What’s wrong with Autodesk? Part I, Feedback Mechanisms
In the past month, I was part of a conference call with Autodesk and industry technical artists about integrating .NET into Maya (and how we use it in game development), and a couple weeks later we also had a couple Autodesk reps visit BioWare Austin to talk about their consulting services and get feedback. Both were very honest and constructive discussions. I said what I wanted to say and felt I got honest answers. It was fun to take them to task about a variety of things, but more importantly, it gave me a much more nuanced understanding of the external problems with the company. I’m going to go over them in the next series of blog posts.
Problem 1: Feedback Mechanisms
Once, when a woman made a request of him as he passed by on a journey, he at first said to her, “I haven’t time,” but afterwards, when she cried out, “Cease, then, being emperor,” he turned about and granted her a hearing. -Cassius Dio, Roman Histories, 69.6.3
The above is a famous quote about the Emperor Hadrian, who was famously approachable. It is this lack of approachability that is the first and most fundamental correctable problem with Autodesk. There is simply no good feedback mechanism for Autodesk users. (I’ll explain in my next post how this is technically false but effectively true). Whenever I rip on AD to their faces, I always have brief guilt when they respond with ‘You need to tell us about it so we can fix it.’ And they are, of course, correct.

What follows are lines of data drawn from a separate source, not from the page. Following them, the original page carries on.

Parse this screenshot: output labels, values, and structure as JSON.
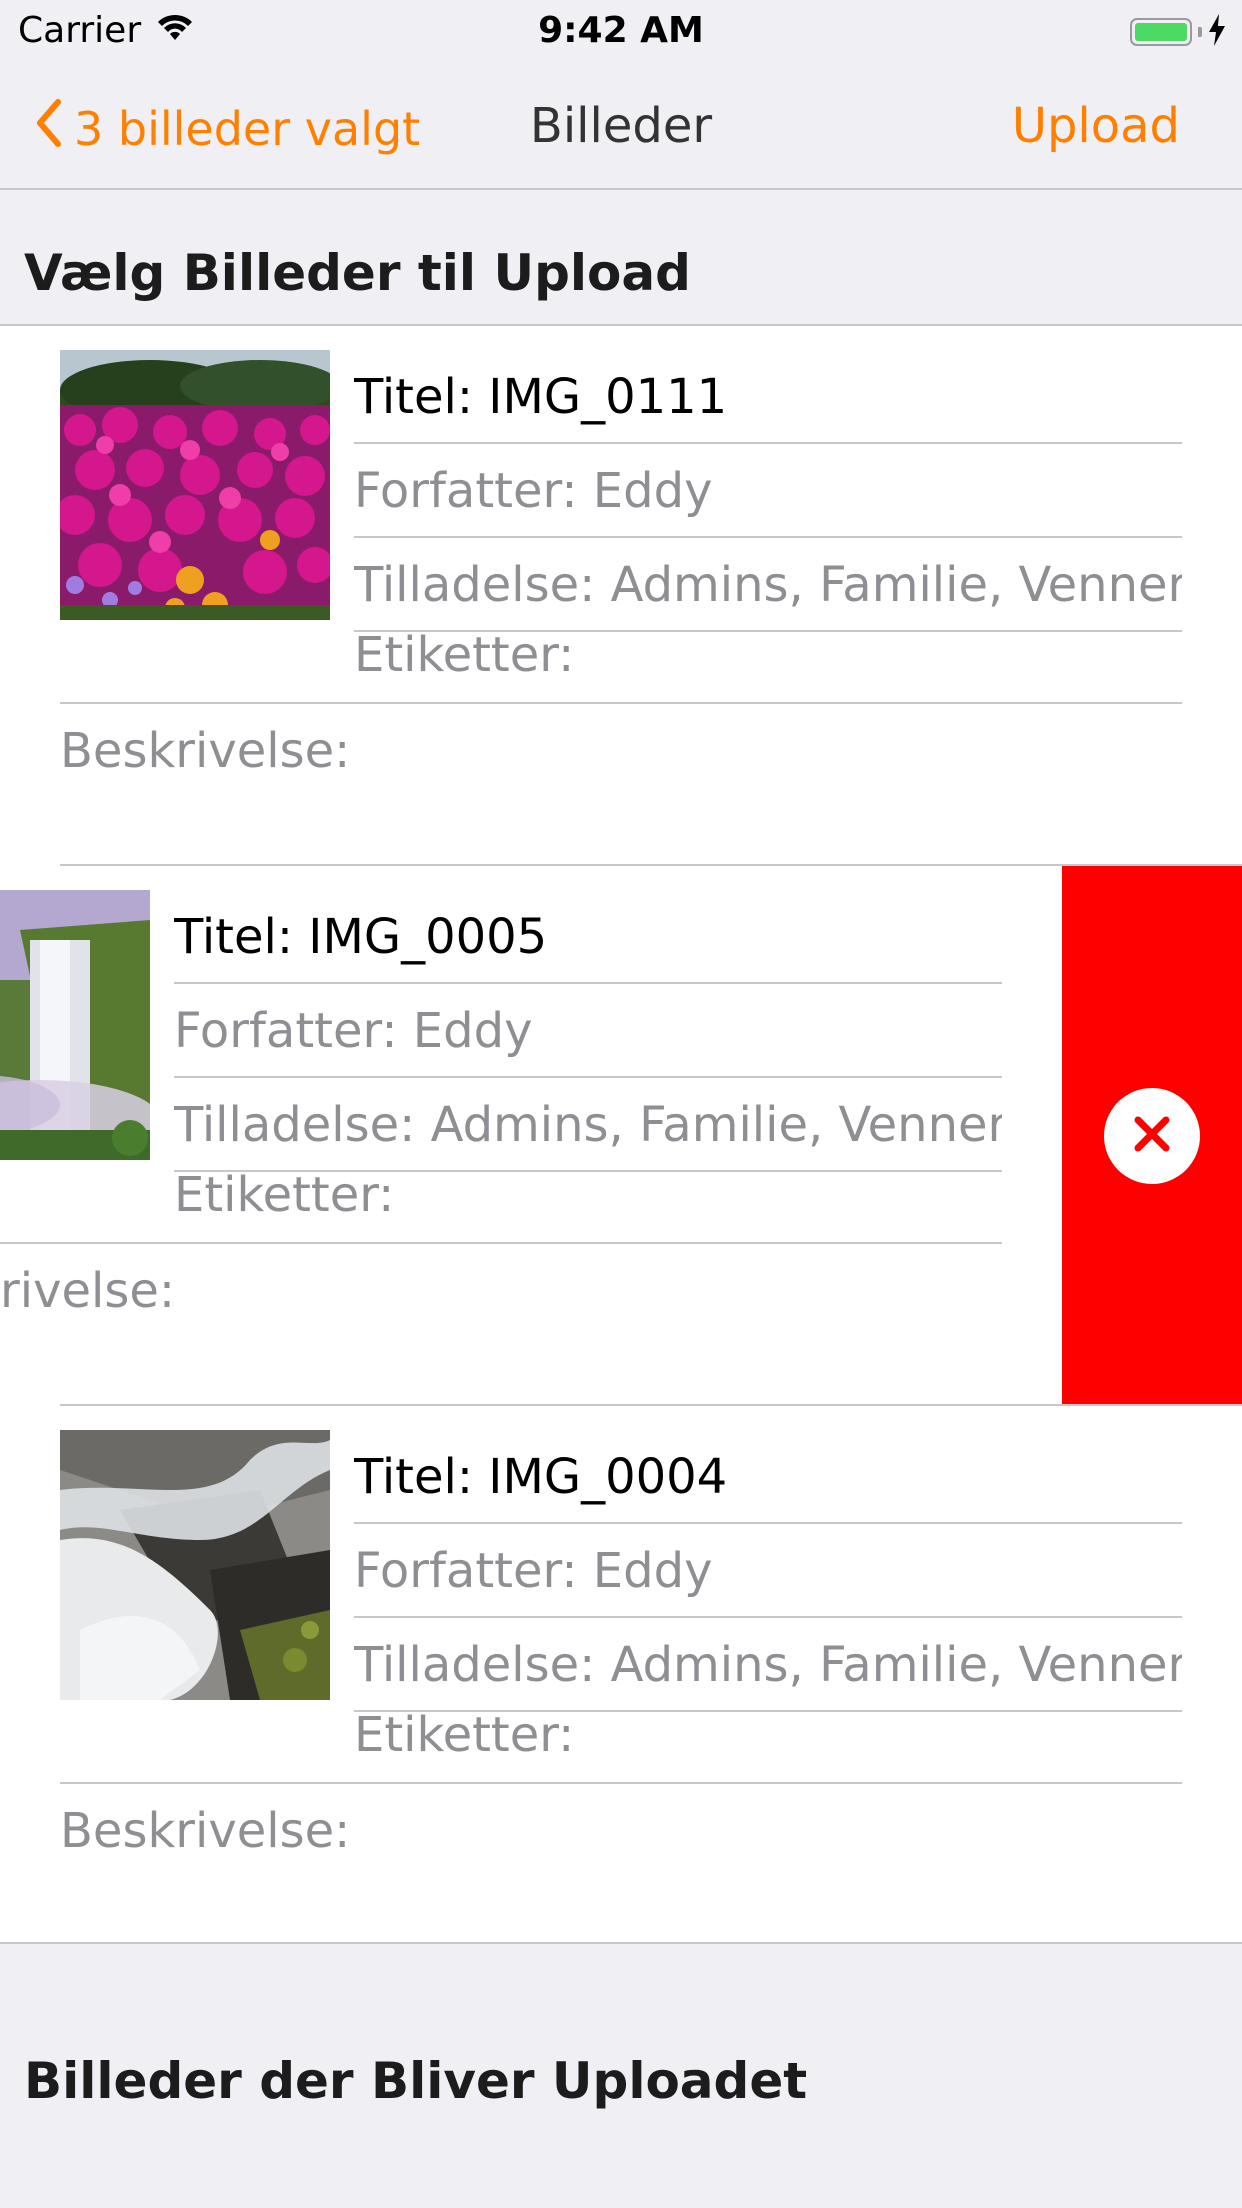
{
  "status_bar": {
    "carrier": "Carrier",
    "time": "9:42 AM",
    "battery_color": "#4cd964"
  },
  "nav": {
    "back_label": "3 billeder valgt",
    "title": "Billeder",
    "upload_label": "Upload",
    "accent_color": "#ff8000"
  },
  "sections": {
    "select_header": "Vælg Billeder til Upload",
    "uploading_header": "Billeder der Bliver Uploadet"
  },
  "images": [
    {
      "title": "Titel: IMG_0111",
      "author": "Forfatter: Eddy",
      "permission": "Tilladelse: Admins, Familie, Venner",
      "tags": "Etiketter:",
      "description": "Beskrivelse:",
      "thumbnail": "pink-flowers"
    },
    {
      "title": "Titel: IMG_0005",
      "author": "Forfatter: Eddy",
      "permission": "Tilladelse: Admins, Familie, Venner",
      "tags": "Etiketter:",
      "description": "rivelse:",
      "thumbnail": "waterfall",
      "swiped_to_delete": true
    },
    {
      "title": "Titel: IMG_0004",
      "author": "Forfatter: Eddy",
      "permission": "Tilladelse: Admins, Familie, Venner",
      "tags": "Etiketter:",
      "description": "Beskrivelse:",
      "thumbnail": "stream-rocks"
    }
  ],
  "delete_action": {
    "icon": "close-icon",
    "color": "#ff0000"
  }
}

I have the same issue with my tools at work- if people are having issues, I need them to tell me about them. Every day. Until I do something, even if that only means getting it into Hansoft and on the schedule. But they don’t- the teams that do it the best have been cultured to do it. The animation team, which I’ve worked with the longest and thus has the longest history of support, is the best at requesting tools and demanding support. The environment team, which has traditionally had little and poor quality support (though, admittedly, far simpler requirements) often doesn’t respond even when things are crashing.
I think we, as AD customers, suffer like my environment team does. We are not used to getting support from AD and are unsure of the people we’re dealing with. This falls squarely on AD’s shoulders; when we report issues, we need acknowledgment even if we can’t get immediate results. When we see changes, we need to know what prompted them, and we need to know when our prompting causes changes.

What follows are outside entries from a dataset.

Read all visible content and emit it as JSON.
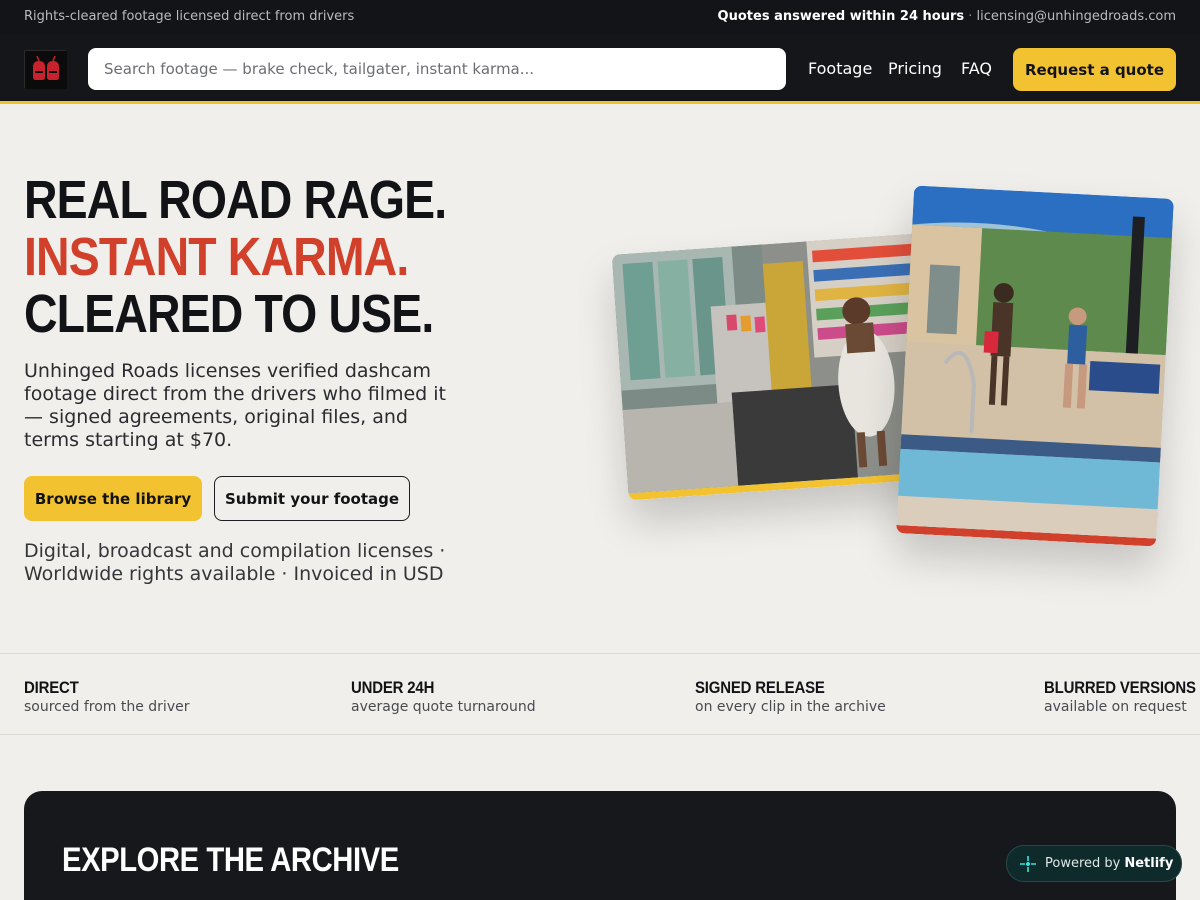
{
  "topbar": {
    "left_text": "Rights-cleared footage licensed direct from drivers",
    "quote_text": "Quotes answered within 24 hours",
    "separator": "·",
    "email": "licensing@unhingedroads.com"
  },
  "nav": {
    "search_placeholder": "Search footage — brake check, tailgater, instant karma...",
    "links": [
      "Footage",
      "Pricing",
      "FAQ"
    ],
    "cta": "Request a quote"
  },
  "hero": {
    "headline_1": "REAL ROAD RAGE.",
    "headline_2": "INSTANT KARMA.",
    "headline_3": "CLEARED TO USE.",
    "lead": "Unhinged Roads licenses verified dashcam footage direct from the drivers who filmed it — signed agreements, original files, and terms starting at $70.",
    "primary_button": "Browse the library",
    "secondary_button": "Submit your footage",
    "fine_print": "Digital, broadcast and compilation licenses · Worldwide rights available · Invoiced in USD"
  },
  "stats": [
    {
      "title": "DIRECT",
      "desc": "sourced from the driver"
    },
    {
      "title": "UNDER 24H",
      "desc": "average quote turnaround"
    },
    {
      "title": "SIGNED RELEASE",
      "desc": "on every clip in the archive"
    },
    {
      "title": "BLURRED VERSIONS",
      "desc": "available on request"
    }
  ],
  "archive": {
    "title": "EXPLORE THE ARCHIVE"
  },
  "badge": {
    "prefix": "Powered by",
    "brand": "Netlify"
  },
  "colors": {
    "accent": "#f2c230",
    "red": "#d0402a",
    "dark": "#15161a",
    "background": "#f1efeb"
  }
}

In most ways, my position and Autodesk’s is fundamentally the same- we are both tools producers. The difference is the route feedback and requests take. In my case, they all must be balanced against a schedule driving towards a creative vision (a videogame, film, whatever). The people using the tool must communicate upwards to the people scheduling me, and they schedule me to work on what they deem most important. There’s conflicting pressure from below (users) and above (planners). In AD’s case, there is not that conflicting pressure. It is the users that should be driving the development of the middleware. It is still important for AD to provide a vision (and I don’t believe they have the right people to do this right now), such as ‘a plugin model architecture’ or ‘bloated with features’, but that vision is only relevant towards how it accomplishes customer requirements (‘creating a clean API’ or ‘writing a closed but fast tool’).

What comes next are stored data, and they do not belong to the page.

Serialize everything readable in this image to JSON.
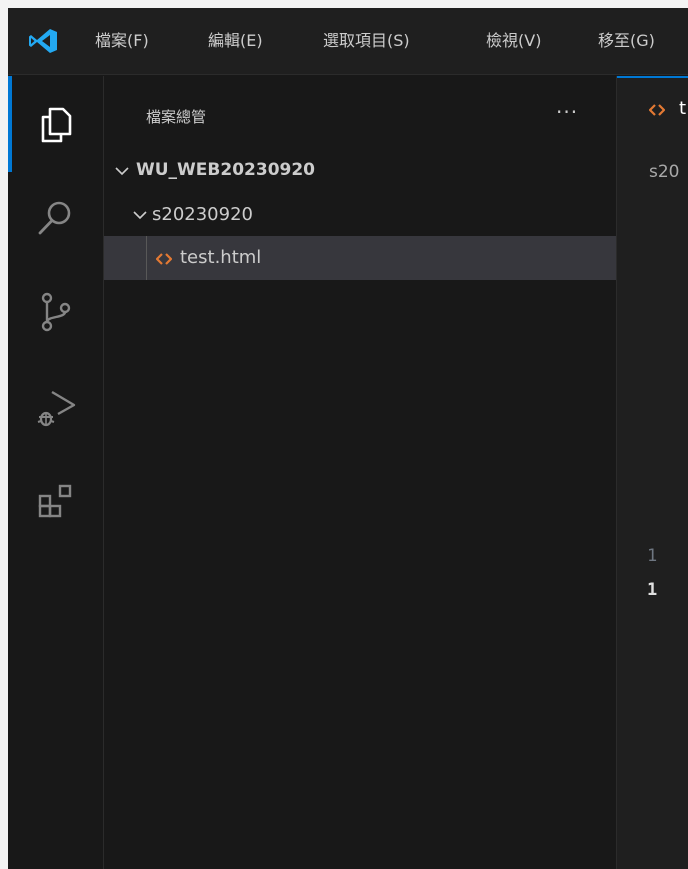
{
  "menu": {
    "items": [
      {
        "label": "檔案(F)"
      },
      {
        "label": "編輯(E)"
      },
      {
        "label": "選取項目(S)"
      },
      {
        "label": "檢視(V)"
      },
      {
        "label": "移至(G)"
      }
    ]
  },
  "activity_bar": {
    "items": [
      {
        "icon": "explorer-icon",
        "active": true
      },
      {
        "icon": "search-icon",
        "active": false
      },
      {
        "icon": "source-control-icon",
        "active": false
      },
      {
        "icon": "run-debug-icon",
        "active": false
      },
      {
        "icon": "extensions-icon",
        "active": false
      }
    ]
  },
  "sidebar": {
    "title": "檔案總管",
    "more_label": "···",
    "tree": [
      {
        "label": "WU_WEB20230920",
        "type": "folder",
        "expanded": true
      },
      {
        "label": "s20230920",
        "type": "folder",
        "expanded": true
      },
      {
        "label": "test.html",
        "type": "file",
        "selected": true
      }
    ]
  },
  "editor": {
    "tab_label": "t",
    "breadcrumb": "s20",
    "line_numbers": [
      "1",
      "1"
    ]
  },
  "colors": {
    "accent": "#0078d4",
    "html_icon": "#e37933",
    "logo": "#23a9f2",
    "selection": "#37373d"
  }
}
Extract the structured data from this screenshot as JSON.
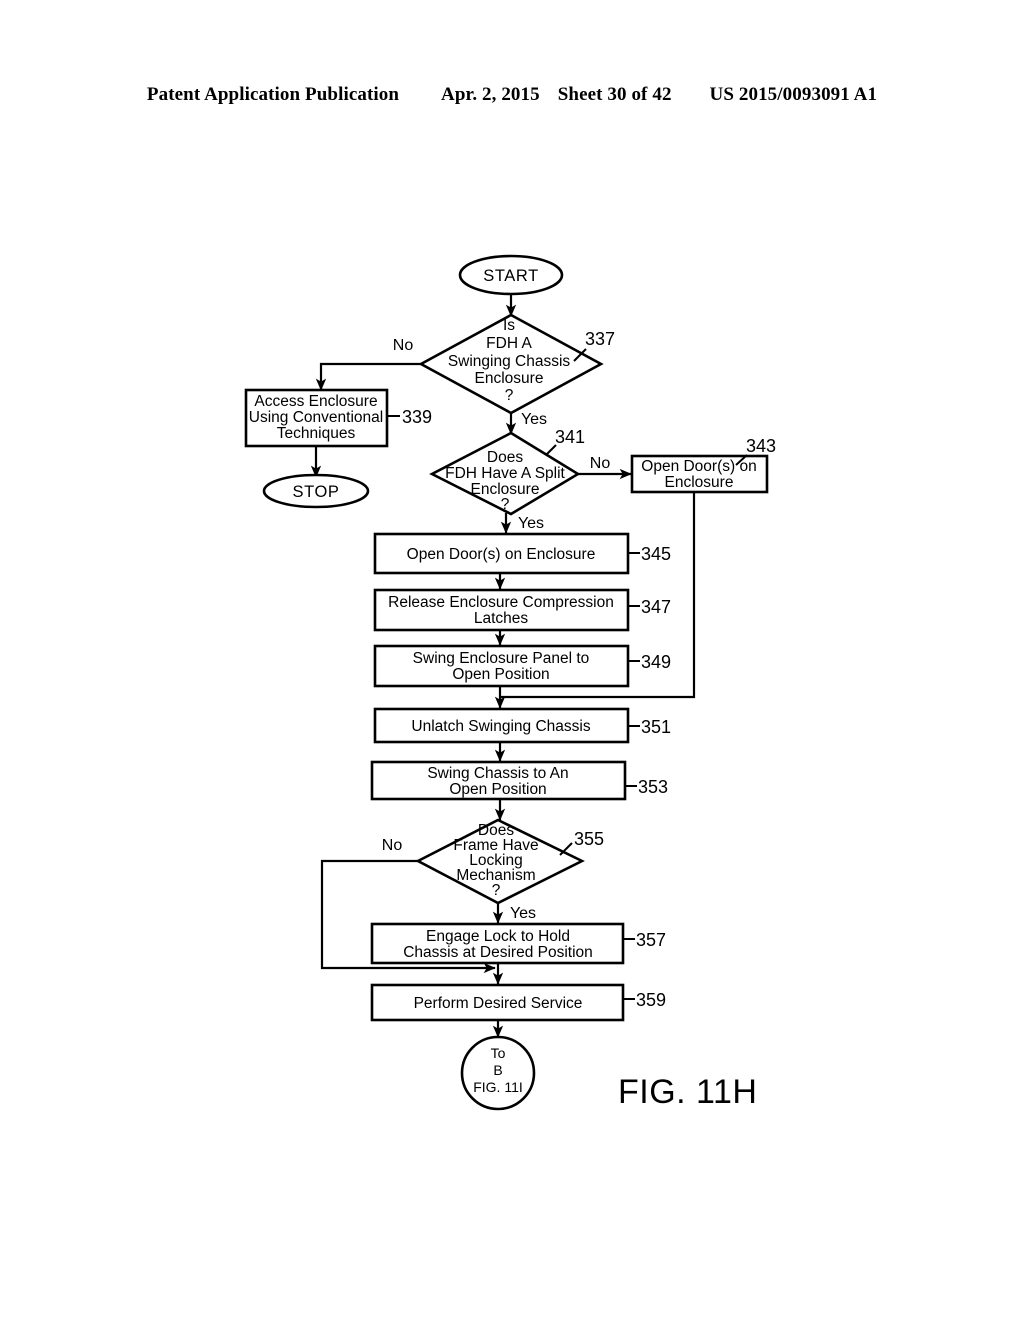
{
  "header": {
    "publication": "Patent Application Publication",
    "date": "Apr. 2, 2015",
    "sheet": "Sheet 30 of 42",
    "number": "US 2015/0093091 A1"
  },
  "figure": {
    "label": "FIG. 11H",
    "type": "flowchart"
  },
  "nodes": {
    "start": {
      "label": "START",
      "shape": "terminator"
    },
    "stop": {
      "label": "STOP",
      "shape": "terminator"
    },
    "d337": {
      "ref": "337",
      "shape": "decision",
      "lines": [
        "Is",
        "FDH A",
        "Swinging Chassis",
        "Enclosure",
        "?"
      ],
      "yes_label": "Yes",
      "no_label": "No"
    },
    "b339": {
      "ref": "339",
      "shape": "process",
      "lines": [
        "Access Enclosure",
        "Using Conventional",
        "Techniques"
      ]
    },
    "d341": {
      "ref": "341",
      "shape": "decision",
      "lines": [
        "Does",
        "FDH Have A Split",
        "Enclosure",
        "?"
      ],
      "yes_label": "Yes",
      "no_label": "No"
    },
    "b343": {
      "ref": "343",
      "shape": "process",
      "lines": [
        "Open Door(s) on",
        "Enclosure"
      ]
    },
    "b345": {
      "ref": "345",
      "shape": "process",
      "lines": [
        "Open Door(s) on Enclosure"
      ]
    },
    "b347": {
      "ref": "347",
      "shape": "process",
      "lines": [
        "Release Enclosure Compression",
        "Latches"
      ]
    },
    "b349": {
      "ref": "349",
      "shape": "process",
      "lines": [
        "Swing Enclosure Panel to",
        "Open Position"
      ]
    },
    "b351": {
      "ref": "351",
      "shape": "process",
      "lines": [
        "Unlatch Swinging Chassis"
      ]
    },
    "b353": {
      "ref": "353",
      "shape": "process",
      "lines": [
        "Swing Chassis to An",
        "Open Position"
      ]
    },
    "d355": {
      "ref": "355",
      "shape": "decision",
      "lines": [
        "Does",
        "Frame Have",
        "Locking",
        "Mechanism",
        "?"
      ],
      "yes_label": "Yes",
      "no_label": "No"
    },
    "b357": {
      "ref": "357",
      "shape": "process",
      "lines": [
        "Engage Lock to Hold",
        "Chassis at Desired Position"
      ]
    },
    "b359": {
      "ref": "359",
      "shape": "process",
      "lines": [
        "Perform Desired Service"
      ]
    },
    "connector_b": {
      "shape": "off-page-connector",
      "lines": [
        "To",
        "B",
        "FIG. 11I"
      ]
    }
  },
  "chart_data": {
    "type": "diagram",
    "title": "FIG. 11H",
    "diagram_kind": "flowchart",
    "steps": [
      {
        "id": "start",
        "ref": "",
        "kind": "terminator",
        "text": "START"
      },
      {
        "id": "337",
        "ref": "337",
        "kind": "decision",
        "text": "Is FDH A Swinging Chassis Enclosure ?"
      },
      {
        "id": "339",
        "ref": "339",
        "kind": "process",
        "text": "Access Enclosure Using Conventional Techniques"
      },
      {
        "id": "stop",
        "ref": "",
        "kind": "terminator",
        "text": "STOP"
      },
      {
        "id": "341",
        "ref": "341",
        "kind": "decision",
        "text": "Does FDH Have A Split Enclosure ?"
      },
      {
        "id": "343",
        "ref": "343",
        "kind": "process",
        "text": "Open Door(s) on Enclosure"
      },
      {
        "id": "345",
        "ref": "345",
        "kind": "process",
        "text": "Open Door(s) on Enclosure"
      },
      {
        "id": "347",
        "ref": "347",
        "kind": "process",
        "text": "Release Enclosure Compression Latches"
      },
      {
        "id": "349",
        "ref": "349",
        "kind": "process",
        "text": "Swing Enclosure Panel to Open Position"
      },
      {
        "id": "351",
        "ref": "351",
        "kind": "process",
        "text": "Unlatch Swinging Chassis"
      },
      {
        "id": "353",
        "ref": "353",
        "kind": "process",
        "text": "Swing Chassis to An Open Position"
      },
      {
        "id": "355",
        "ref": "355",
        "kind": "decision",
        "text": "Does Frame Have Locking Mechanism ?"
      },
      {
        "id": "357",
        "ref": "357",
        "kind": "process",
        "text": "Engage Lock to Hold Chassis at Desired Position"
      },
      {
        "id": "359",
        "ref": "359",
        "kind": "process",
        "text": "Perform Desired Service"
      },
      {
        "id": "connB",
        "ref": "",
        "kind": "off-page-connector",
        "text": "To B FIG. 11I"
      }
    ],
    "edges": [
      {
        "from": "start",
        "to": "337",
        "label": ""
      },
      {
        "from": "337",
        "to": "339",
        "label": "No"
      },
      {
        "from": "339",
        "to": "stop",
        "label": ""
      },
      {
        "from": "337",
        "to": "341",
        "label": "Yes"
      },
      {
        "from": "341",
        "to": "343",
        "label": "No"
      },
      {
        "from": "341",
        "to": "345",
        "label": "Yes"
      },
      {
        "from": "345",
        "to": "347",
        "label": ""
      },
      {
        "from": "347",
        "to": "349",
        "label": ""
      },
      {
        "from": "349",
        "to": "351",
        "label": ""
      },
      {
        "from": "343",
        "to": "351",
        "label": ""
      },
      {
        "from": "351",
        "to": "353",
        "label": ""
      },
      {
        "from": "353",
        "to": "355",
        "label": ""
      },
      {
        "from": "355",
        "to": "357",
        "label": "Yes"
      },
      {
        "from": "355",
        "to": "359",
        "label": "No"
      },
      {
        "from": "357",
        "to": "359",
        "label": ""
      },
      {
        "from": "359",
        "to": "connB",
        "label": ""
      }
    ]
  }
}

This lack of feedback mechanism is undoubtedly the biggest problem I have with Autodesk- they are a company that doesn’t seem to communicate with their users. But there’s actually a dirty little secret only the most privileged of lead artists at the most wealthy of studios know: Autodesk actually has important and serious feedback mechanisms. Confused? You should be.
Did you ever do part 2?
I had it mostly done but never finished it. I’ll see if I can polish it off and post it.